Semiconductor microcavity lasers are attractive as building blocks for nanophotonics applications, such as optical switches, sensors and ultrasmall light sources for optical computing, but their successful integration hinges on the efficient extraction of the light energy therein. This efficiency could be increased significantly by applying an external magnetic field to elliptically shaped microcavities, according to the results of a numerical study by Eng Huat Khoo and co-workers from the Institute of High Performance Computing, A*STAR, Singapore ("Enhancement of light energy extraction from elliptical microcavity using external magnetic field for switching applications").

When electrons are trapped in microscale cavities, quantum physics dictates that they can only assume certain discrete energies. This energy 'quantization' is beneficial when incident light is trapped along with the electrons because, under the right circumstances, their mutual interaction produces highly efficient monochromatic laser light following transitions between the well-defined energy levels within the cavity.

The laser light can be extracted from the cavity by placing an optical waveguide adjacent to it.

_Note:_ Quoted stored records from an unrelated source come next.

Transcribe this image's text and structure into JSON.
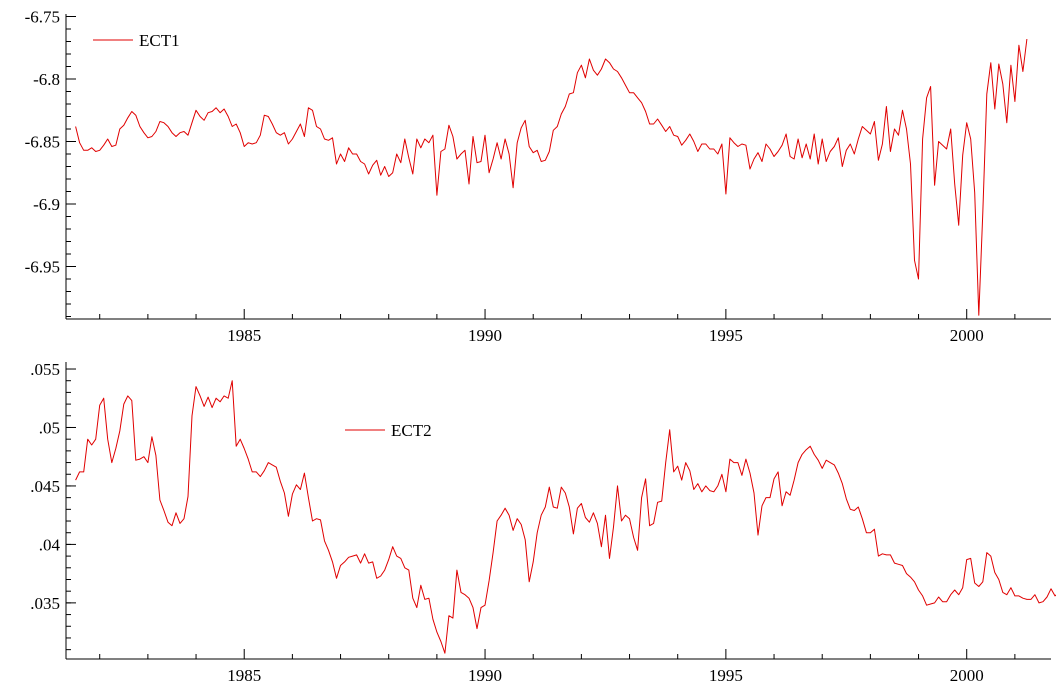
{
  "chart_data": [
    {
      "type": "line",
      "title": "",
      "xlabel": "",
      "ylabel": "",
      "xlim": [
        1981.3,
        2001.75
      ],
      "ylim": [
        -6.992,
        -6.748
      ],
      "x_ticks": [
        1985,
        1990,
        1995,
        2000
      ],
      "y_ticks": [
        -6.75,
        -6.8,
        -6.85,
        -6.9,
        -6.95
      ],
      "y_tick_labels": [
        "-6.75",
        "-6.8",
        "-6.85",
        "-6.9",
        "-6.95"
      ],
      "legend": "top-left",
      "grid": false,
      "series": [
        {
          "name": "ECT1",
          "color": "#e00000",
          "x_start": 1981.5,
          "step": 0.0833333,
          "values": [
            -6.838,
            -6.851,
            -6.857,
            -6.857,
            -6.855,
            -6.858,
            -6.857,
            -6.853,
            -6.848,
            -6.854,
            -6.853,
            -6.84,
            -6.837,
            -6.831,
            -6.826,
            -6.829,
            -6.838,
            -6.843,
            -6.847,
            -6.846,
            -6.842,
            -6.834,
            -6.835,
            -6.838,
            -6.843,
            -6.846,
            -6.843,
            -6.842,
            -6.845,
            -6.835,
            -6.825,
            -6.83,
            -6.833,
            -6.827,
            -6.826,
            -6.823,
            -6.827,
            -6.824,
            -6.83,
            -6.838,
            -6.836,
            -6.843,
            -6.854,
            -6.851,
            -6.852,
            -6.851,
            -6.845,
            -6.829,
            -6.83,
            -6.836,
            -6.843,
            -6.845,
            -6.843,
            -6.852,
            -6.848,
            -6.842,
            -6.836,
            -6.846,
            -6.823,
            -6.825,
            -6.838,
            -6.84,
            -6.848,
            -6.849,
            -6.847,
            -6.868,
            -6.86,
            -6.866,
            -6.855,
            -6.86,
            -6.86,
            -6.866,
            -6.868,
            -6.876,
            -6.869,
            -6.865,
            -6.877,
            -6.87,
            -6.878,
            -6.875,
            -6.86,
            -6.867,
            -6.848,
            -6.863,
            -6.876,
            -6.848,
            -6.855,
            -6.848,
            -6.851,
            -6.845,
            -6.893,
            -6.858,
            -6.856,
            -6.837,
            -6.846,
            -6.864,
            -6.86,
            -6.857,
            -6.884,
            -6.846,
            -6.867,
            -6.866,
            -6.845,
            -6.875,
            -6.864,
            -6.851,
            -6.864,
            -6.848,
            -6.86,
            -6.887,
            -6.851,
            -6.839,
            -6.833,
            -6.854,
            -6.859,
            -6.857,
            -6.866,
            -6.865,
            -6.858,
            -6.841,
            -6.838,
            -6.828,
            -6.822,
            -6.812,
            -6.811,
            -6.795,
            -6.789,
            -6.799,
            -6.784,
            -6.793,
            -6.797,
            -6.792,
            -6.784,
            -6.787,
            -6.792,
            -6.794,
            -6.799,
            -6.805,
            -6.811,
            -6.811,
            -6.815,
            -6.819,
            -6.826,
            -6.836,
            -6.836,
            -6.832,
            -6.837,
            -6.842,
            -6.838,
            -6.845,
            -6.846,
            -6.853,
            -6.849,
            -6.844,
            -6.85,
            -6.858,
            -6.852,
            -6.852,
            -6.856,
            -6.856,
            -6.86,
            -6.852,
            -6.892,
            -6.847,
            -6.851,
            -6.854,
            -6.852,
            -6.853,
            -6.872,
            -6.864,
            -6.859,
            -6.866,
            -6.852,
            -6.856,
            -6.862,
            -6.858,
            -6.853,
            -6.844,
            -6.862,
            -6.864,
            -6.848,
            -6.863,
            -6.852,
            -6.864,
            -6.844,
            -6.868,
            -6.848,
            -6.866,
            -6.858,
            -6.854,
            -6.847,
            -6.87,
            -6.857,
            -6.852,
            -6.86,
            -6.848,
            -6.838,
            -6.841,
            -6.844,
            -6.834,
            -6.865,
            -6.852,
            -6.822,
            -6.858,
            -6.84,
            -6.845,
            -6.825,
            -6.84,
            -6.868,
            -6.945,
            -6.96,
            -6.848,
            -6.815,
            -6.806,
            -6.885,
            -6.85,
            -6.853,
            -6.856,
            -6.84,
            -6.884,
            -6.917,
            -6.861,
            -6.835,
            -6.848,
            -6.891,
            -6.989,
            -6.907,
            -6.812,
            -6.787,
            -6.824,
            -6.788,
            -6.804,
            -6.835,
            -6.789,
            -6.818,
            -6.773,
            -6.794,
            -6.768
          ]
        }
      ]
    },
    {
      "type": "line",
      "title": "",
      "xlabel": "",
      "ylabel": "",
      "xlim": [
        1981.3,
        2001.75
      ],
      "ylim": [
        0.0302,
        0.0556
      ],
      "x_ticks": [
        1985,
        1990,
        1995,
        2000
      ],
      "y_ticks": [
        0.055,
        0.05,
        0.045,
        0.04,
        0.035
      ],
      "y_tick_labels": [
        ".055",
        ".05",
        ".045",
        ".04",
        ".035"
      ],
      "legend": "center",
      "grid": false,
      "series": [
        {
          "name": "ECT2",
          "color": "#e00000",
          "x_start": 1981.5,
          "step": 0.0833333,
          "values": [
            0.0455,
            0.0462,
            0.0462,
            0.049,
            0.0485,
            0.049,
            0.0519,
            0.0525,
            0.049,
            0.047,
            0.0482,
            0.0497,
            0.052,
            0.0527,
            0.0523,
            0.0472,
            0.0473,
            0.0475,
            0.047,
            0.0492,
            0.0476,
            0.0438,
            0.0429,
            0.0419,
            0.0416,
            0.0427,
            0.0418,
            0.0422,
            0.0441,
            0.051,
            0.0535,
            0.0527,
            0.0518,
            0.0526,
            0.0517,
            0.0525,
            0.0522,
            0.0527,
            0.0525,
            0.054,
            0.0484,
            0.049,
            0.0482,
            0.0473,
            0.0462,
            0.0462,
            0.0458,
            0.0463,
            0.047,
            0.0468,
            0.0466,
            0.0454,
            0.0444,
            0.0424,
            0.0443,
            0.0451,
            0.0447,
            0.0461,
            0.044,
            0.042,
            0.0422,
            0.0421,
            0.0403,
            0.0395,
            0.0385,
            0.0371,
            0.0382,
            0.0385,
            0.0389,
            0.039,
            0.0391,
            0.0384,
            0.0392,
            0.0384,
            0.0385,
            0.0371,
            0.0373,
            0.0378,
            0.0387,
            0.0398,
            0.039,
            0.0388,
            0.038,
            0.0378,
            0.0354,
            0.0346,
            0.0365,
            0.0353,
            0.0354,
            0.0336,
            0.0325,
            0.0317,
            0.0307,
            0.0339,
            0.0337,
            0.0378,
            0.0359,
            0.0357,
            0.0354,
            0.0346,
            0.0328,
            0.0346,
            0.0348,
            0.0369,
            0.0393,
            0.042,
            0.0425,
            0.0431,
            0.0425,
            0.0412,
            0.0422,
            0.0417,
            0.0404,
            0.0368,
            0.0385,
            0.041,
            0.0425,
            0.0432,
            0.0449,
            0.0432,
            0.0431,
            0.0449,
            0.0444,
            0.0432,
            0.0409,
            0.0431,
            0.0435,
            0.0423,
            0.0419,
            0.0427,
            0.0418,
            0.0398,
            0.0425,
            0.0388,
            0.0415,
            0.045,
            0.042,
            0.0425,
            0.0422,
            0.0406,
            0.0395,
            0.044,
            0.0456,
            0.0416,
            0.0418,
            0.0436,
            0.0437,
            0.047,
            0.0498,
            0.0462,
            0.0467,
            0.0455,
            0.047,
            0.0463,
            0.0447,
            0.0452,
            0.0445,
            0.045,
            0.0446,
            0.0445,
            0.045,
            0.046,
            0.0445,
            0.0473,
            0.047,
            0.047,
            0.0459,
            0.0473,
            0.0461,
            0.0444,
            0.0408,
            0.0433,
            0.044,
            0.044,
            0.0456,
            0.0462,
            0.0433,
            0.0445,
            0.0442,
            0.0455,
            0.047,
            0.0477,
            0.0481,
            0.0484,
            0.0477,
            0.0472,
            0.0465,
            0.0472,
            0.047,
            0.0468,
            0.0461,
            0.0452,
            0.0439,
            0.043,
            0.0429,
            0.0432,
            0.0422,
            0.041,
            0.041,
            0.0413,
            0.039,
            0.0392,
            0.0391,
            0.0391,
            0.0384,
            0.0383,
            0.0382,
            0.0375,
            0.0372,
            0.0368,
            0.0361,
            0.0356,
            0.0348,
            0.0349,
            0.035,
            0.0355,
            0.0351,
            0.0351,
            0.0357,
            0.0361,
            0.0357,
            0.0363,
            0.0387,
            0.0388,
            0.0367,
            0.0364,
            0.0368,
            0.0393,
            0.039,
            0.0376,
            0.037,
            0.0359,
            0.0357,
            0.0363,
            0.0356,
            0.0356,
            0.0354,
            0.0353,
            0.0353,
            0.0357,
            0.035,
            0.0351,
            0.0355,
            0.0362,
            0.0356,
            0.0359,
            0.0374
          ]
        }
      ]
    }
  ]
}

At an optimum distance, photons—the basic 'unit' of light—can jump from the cavity to the waveguide via quantum mechanical tunneling.

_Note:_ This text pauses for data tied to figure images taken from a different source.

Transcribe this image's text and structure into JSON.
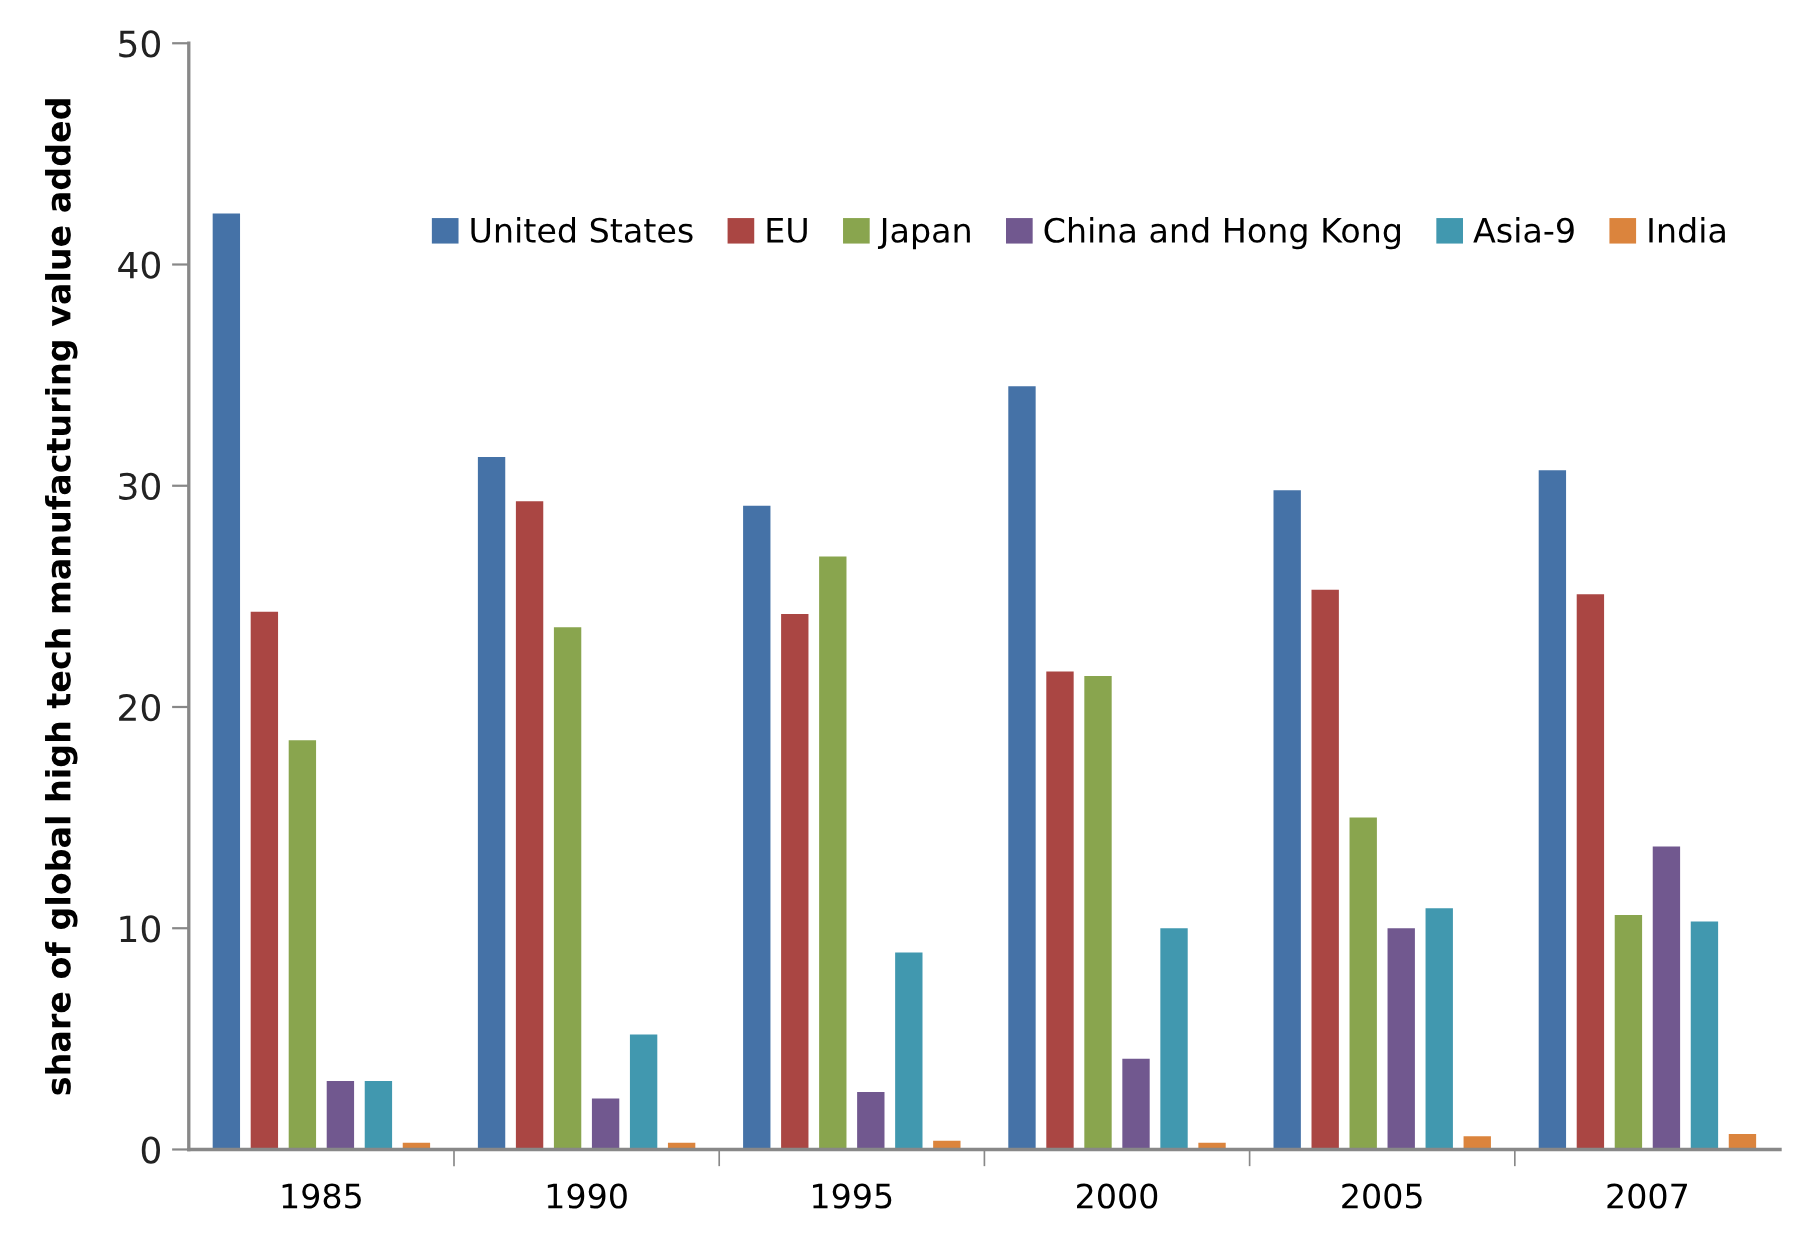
{
  "chart_data": {
    "type": "bar",
    "ylabel": "share of global high tech manufacturing value added",
    "categories": [
      "1985",
      "1990",
      "1995",
      "2000",
      "2005",
      "2007"
    ],
    "series": [
      {
        "name": "United States",
        "color": "#4572a7",
        "values": [
          42.3,
          31.3,
          29.1,
          34.5,
          29.8,
          30.7
        ]
      },
      {
        "name": "EU",
        "color": "#aa4643",
        "values": [
          24.3,
          29.3,
          24.2,
          21.6,
          25.3,
          25.1
        ]
      },
      {
        "name": "Japan",
        "color": "#89a54e",
        "values": [
          18.5,
          23.6,
          26.8,
          21.4,
          15.0,
          10.6
        ]
      },
      {
        "name": "China and Hong Kong",
        "color": "#71588f",
        "values": [
          3.1,
          2.3,
          2.6,
          4.1,
          10.0,
          13.7
        ]
      },
      {
        "name": "Asia-9",
        "color": "#4198af",
        "values": [
          3.1,
          5.2,
          8.9,
          10.0,
          10.9,
          10.3
        ]
      },
      {
        "name": "India",
        "color": "#db843d",
        "values": [
          0.3,
          0.3,
          0.4,
          0.3,
          0.6,
          0.7
        ]
      }
    ],
    "ylim": [
      0,
      50
    ],
    "yticks": [
      0,
      10,
      20,
      30,
      40,
      50
    ],
    "grid": false,
    "legend": "top"
  }
}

The novel idea of Khoo and co-workers was to localize as many electrons as possible—and through that, the photons—to the cavity edge closest to the waveguide to maximize the light extraction. Their quantum mechanical calculations show that applying a magnetic field perpendicular to an elliptical microdisk serves this purpose beautifully (Fig. 1).

"The electrons are forced to move to one edge of the cavity by the Lorentz force," explains team-member Iftikhar Ahmed. At an optimum strength of magnetic field and current density through the device, and an optimum distance between the cavity and waveguide, the light extraction efficiency can be enhanced up to 34% compared to the no-field case.

Furthermore, they demonstrate that by switching the direction of the external magnetic field, the electrons accumulate at either of the minor arcs of the elliptical geometry (Fig. 1), enabling the device to work as an optical switch.

While the cavity dimensions are chosen to satisfy the requirements for a 1462 nm-wavelength laser—suitable for optical communications applications—the results are general, according to Ahmed, and can be adapted to any desired cavity dimensions and laser wavelength.

Ahmed views the results obtained by combining elements from the fields of nanophotonics, nanoelectronics and nanomagnetics as encouraging. "We are currently collaborating with experimental groups to fabricate devices based on this concept," he says. "However, we are also pursuing new ways to further increase the extraction efficiency, by using concepts from plasmonics."